The ambition of this project is to pioneer enclosed environmental reaction cells to extend the operation of a range of interface-sensitive characterisation techniques to liquid and high-pressure gas environments, such that the chemical and structural evolution of material interfaces can be resolved under realistic operating conditions. The motivation is to be able to directly explore and hence understand the key processes occurring at material interfaces that underpin sustainable technologies. This will transform our understanding of interfacial processes which will be key to the design of future materials for sustainable energy applications.
The operando characterisation techniques developed in this project will be made widely available to the research community thanks to the relatively low cost of such enclosed cells and their portability across existing characterisation equipment already available at many research institutions. Although battery electrode and catalyst interfaces are the primary focus of this project, these will serve as exemplar cases, with the methodology readily transferable to many other research fields, including materials synthesis, electrocatalysis, and environmental science.
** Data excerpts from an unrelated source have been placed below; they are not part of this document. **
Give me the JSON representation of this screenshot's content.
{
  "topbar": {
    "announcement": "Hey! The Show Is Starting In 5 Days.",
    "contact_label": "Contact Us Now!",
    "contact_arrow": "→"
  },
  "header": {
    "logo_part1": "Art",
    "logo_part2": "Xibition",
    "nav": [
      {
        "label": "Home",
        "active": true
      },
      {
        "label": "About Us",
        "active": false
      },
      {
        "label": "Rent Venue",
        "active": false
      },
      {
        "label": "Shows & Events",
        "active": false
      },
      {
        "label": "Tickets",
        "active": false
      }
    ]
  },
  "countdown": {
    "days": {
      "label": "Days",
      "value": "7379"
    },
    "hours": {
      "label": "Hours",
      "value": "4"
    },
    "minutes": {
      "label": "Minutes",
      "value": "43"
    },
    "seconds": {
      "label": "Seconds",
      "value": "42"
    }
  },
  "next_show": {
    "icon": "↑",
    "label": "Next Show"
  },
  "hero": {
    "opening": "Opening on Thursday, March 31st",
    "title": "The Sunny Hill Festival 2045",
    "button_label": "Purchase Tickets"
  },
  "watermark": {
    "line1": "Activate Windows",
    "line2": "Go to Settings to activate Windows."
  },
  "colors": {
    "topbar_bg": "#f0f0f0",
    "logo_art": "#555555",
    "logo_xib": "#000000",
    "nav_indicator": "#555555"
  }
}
These new capabilities will enable both accelerated screening of new catalyst and electrode materials and a rational approach to their optimisation based on understanding the fundamental origins of their performance. By observing the interfacial behaviour of transition metal oxides across different applications (batteries and catalysis), key insights are expected that will inform the design and discovery of new materials, cycling protocols and reaction conditions, beyond the current trial-and-error approach. For example, operando studies of electrolyte decomposition in Li-ion batteries will aid us in the selection of additives and charging protocols.
The overarching aim of this project is to develop these new characterisation capabilities and demonstrate their importance through the study of materials interfaces relevant to future sustainable technologies. The key objectives are to:
(a) Develop enclosed-cell approaches to extend the operation of a range of complementary interface-sensitive characterisation techniques to liquid and high-pressure gas (up to 10 bar) environments, such that the chemical and structural evolution of representative material interfaces can be resolved under realistic operating conditions.
(b) Develop new deposition pathways for integrating battery electrode and catalyst materials of controlled chemical composition and morphology with the windows used in the enclosed reaction cells
(c) Establish understanding of structure-property relationships for transition metal oxide interfaces used as lithium-ion battery cathodes, and heterogeneous catalysts.
(d) Connect the behaviours observed in lithium-ion battery cathodes with catalysts used for chemical feedstock and liquid fuel synthesis, to identify common trends that are generally applicable to TMO interfaces.
(e) Inform the development of materials solutions to problems such as battery capacity fade and poor catalyst selectivity, and perform operando measurements to validate these solutions.